Deng Fei is a fictional character in Water Margin, one of the Four Great Classical Novels of Chinese literature. Nicknamed "Fiery Eyed Suan-ni", he ranks 49th among the 108 Stars of Destiny and 13th among the 72 Earthly Fiends.

Background
Deng Fei, a native of Xiangyang, is one of the three bandit chiefs at Yinma River (飲馬川; in present-day Ji County, Tianjin), ranked below Pei Xuan and above Meng Kang.  Deng Fei, who is nicknamed "Fiery Eyed Suan-ni" due to his blood-shot eyes, fights with a long iron chain.

Joining Liangshan
Dai Zong has incidentally come to know Yang Lin when he tries to locate Gongsun Sheng, who has returned to his hometown of Jizhou to visit his mother, to get him back to Liangshan as instructed by Song Jiang.

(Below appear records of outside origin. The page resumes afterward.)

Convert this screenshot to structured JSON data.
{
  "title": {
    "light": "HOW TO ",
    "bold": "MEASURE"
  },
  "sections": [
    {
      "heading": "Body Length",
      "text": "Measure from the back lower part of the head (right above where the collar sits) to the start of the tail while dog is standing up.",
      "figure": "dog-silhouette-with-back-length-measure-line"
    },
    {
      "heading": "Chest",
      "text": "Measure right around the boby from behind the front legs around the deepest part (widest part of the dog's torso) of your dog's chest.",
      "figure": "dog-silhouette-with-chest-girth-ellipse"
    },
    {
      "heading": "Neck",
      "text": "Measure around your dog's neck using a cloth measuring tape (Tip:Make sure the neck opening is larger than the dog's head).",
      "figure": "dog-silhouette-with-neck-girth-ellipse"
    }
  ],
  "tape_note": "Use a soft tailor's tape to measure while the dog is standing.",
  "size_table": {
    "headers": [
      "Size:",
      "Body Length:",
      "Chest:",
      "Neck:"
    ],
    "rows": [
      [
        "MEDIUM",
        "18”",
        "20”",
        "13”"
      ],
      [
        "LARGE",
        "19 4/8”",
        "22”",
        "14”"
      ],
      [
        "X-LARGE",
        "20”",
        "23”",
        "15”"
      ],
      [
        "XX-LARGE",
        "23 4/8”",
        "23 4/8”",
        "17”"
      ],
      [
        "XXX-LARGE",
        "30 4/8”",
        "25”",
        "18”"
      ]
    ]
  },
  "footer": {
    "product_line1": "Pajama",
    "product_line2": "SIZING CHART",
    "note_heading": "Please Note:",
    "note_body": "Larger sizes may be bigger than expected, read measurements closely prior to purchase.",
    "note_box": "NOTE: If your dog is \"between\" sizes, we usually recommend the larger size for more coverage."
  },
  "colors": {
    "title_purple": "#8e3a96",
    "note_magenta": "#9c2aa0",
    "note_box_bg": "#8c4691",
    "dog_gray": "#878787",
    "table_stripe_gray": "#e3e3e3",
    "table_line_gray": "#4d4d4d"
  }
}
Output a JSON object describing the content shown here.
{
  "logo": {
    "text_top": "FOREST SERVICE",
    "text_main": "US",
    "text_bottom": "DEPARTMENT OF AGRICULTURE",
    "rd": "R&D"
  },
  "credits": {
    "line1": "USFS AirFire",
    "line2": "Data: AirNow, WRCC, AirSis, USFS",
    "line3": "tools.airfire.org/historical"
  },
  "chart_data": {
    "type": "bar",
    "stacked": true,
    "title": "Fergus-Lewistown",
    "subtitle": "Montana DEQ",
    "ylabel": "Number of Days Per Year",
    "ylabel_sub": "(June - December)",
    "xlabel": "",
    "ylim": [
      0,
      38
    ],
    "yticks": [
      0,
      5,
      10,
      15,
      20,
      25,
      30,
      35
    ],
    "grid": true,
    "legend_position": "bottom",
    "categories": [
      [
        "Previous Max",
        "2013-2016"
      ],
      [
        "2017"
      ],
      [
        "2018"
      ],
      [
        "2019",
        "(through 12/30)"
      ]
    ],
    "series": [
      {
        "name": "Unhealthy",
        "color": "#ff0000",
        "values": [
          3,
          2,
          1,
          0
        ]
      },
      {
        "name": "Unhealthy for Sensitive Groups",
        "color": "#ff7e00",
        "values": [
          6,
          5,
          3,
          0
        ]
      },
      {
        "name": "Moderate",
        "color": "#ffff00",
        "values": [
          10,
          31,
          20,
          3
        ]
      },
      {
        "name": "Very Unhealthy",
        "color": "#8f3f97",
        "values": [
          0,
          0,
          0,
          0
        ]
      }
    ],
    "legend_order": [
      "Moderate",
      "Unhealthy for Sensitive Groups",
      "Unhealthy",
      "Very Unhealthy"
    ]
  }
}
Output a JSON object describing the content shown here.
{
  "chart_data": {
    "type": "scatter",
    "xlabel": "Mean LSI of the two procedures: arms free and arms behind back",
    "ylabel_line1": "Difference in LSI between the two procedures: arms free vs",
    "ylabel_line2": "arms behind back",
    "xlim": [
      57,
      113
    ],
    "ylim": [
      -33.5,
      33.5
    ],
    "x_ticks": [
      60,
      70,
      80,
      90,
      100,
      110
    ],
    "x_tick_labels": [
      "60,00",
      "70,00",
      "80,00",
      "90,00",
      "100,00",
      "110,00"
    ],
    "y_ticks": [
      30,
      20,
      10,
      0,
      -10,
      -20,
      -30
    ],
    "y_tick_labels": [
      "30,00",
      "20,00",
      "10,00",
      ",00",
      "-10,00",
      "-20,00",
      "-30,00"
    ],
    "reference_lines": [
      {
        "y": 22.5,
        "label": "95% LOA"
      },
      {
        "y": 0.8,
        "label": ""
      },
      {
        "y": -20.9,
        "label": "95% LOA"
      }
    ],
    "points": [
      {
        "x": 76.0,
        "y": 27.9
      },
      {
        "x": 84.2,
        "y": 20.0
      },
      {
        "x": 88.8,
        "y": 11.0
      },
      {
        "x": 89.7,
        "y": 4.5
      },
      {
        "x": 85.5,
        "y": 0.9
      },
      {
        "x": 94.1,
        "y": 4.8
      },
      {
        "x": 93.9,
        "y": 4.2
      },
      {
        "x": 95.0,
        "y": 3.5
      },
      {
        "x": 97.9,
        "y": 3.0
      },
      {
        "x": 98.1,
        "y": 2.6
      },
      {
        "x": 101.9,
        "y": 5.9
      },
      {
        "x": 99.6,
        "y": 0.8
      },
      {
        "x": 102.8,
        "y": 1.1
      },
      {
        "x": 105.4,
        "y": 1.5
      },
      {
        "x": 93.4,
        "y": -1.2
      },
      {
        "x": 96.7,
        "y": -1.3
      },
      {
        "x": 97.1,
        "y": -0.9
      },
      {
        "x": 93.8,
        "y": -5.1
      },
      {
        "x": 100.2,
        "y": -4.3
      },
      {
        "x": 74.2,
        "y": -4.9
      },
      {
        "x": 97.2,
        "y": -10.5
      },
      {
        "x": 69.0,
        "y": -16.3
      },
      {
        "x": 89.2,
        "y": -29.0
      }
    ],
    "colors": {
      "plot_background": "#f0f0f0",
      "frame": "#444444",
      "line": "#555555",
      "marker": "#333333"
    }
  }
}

The two pass by Yinma River (飲馬川; in present-day Ji County, Tianjin) and are blocked by a bandit group led by Deng Fei and Meng Kang. It turns out that Yang and Deng are acquaintances. They are introduced to the chief Pei Xuan, who agrees to merge his band into that of Liangshan.

Campaigns and death
Deng Fei is appointed as one of the leaders of the Liangshan cavalry after the 108 Stars of Destiny came together in what is called the Grand Assembly.  He participates in their campaigns against the Liao invaders and rebel forces in Song territory following amnesty from Emperor Huizong for Liangshan.

Before the attack headed by Lu Junyi on Dusong Pass (獨松關; located south of present-day Anji County, Zhejiang) in the campaign against Fang La, a small team is sent to spy on the terrain led by Deng Fei, Ou Peng, Li Zhong and Zhou Tong. While they are studying the landscape, the gate of the pass suddenly opens, out of which charges a group of attackers on horseback. Zhou Tong, taken by surprise, is killed while Deng Fei and the others barely get away. The Liangshan force later overruns Dusong Pass.

Lu Junyi's army later merges with Song Jiang's for a combined attack on Hangzhou. Deng Fei, Suo Chao and others are assigned to take the north gate. When Suo Chao is slain by the enemy warrior Shi Bao, Deng is eager to avenge him. But he too is killed, being sliced in two by Shi.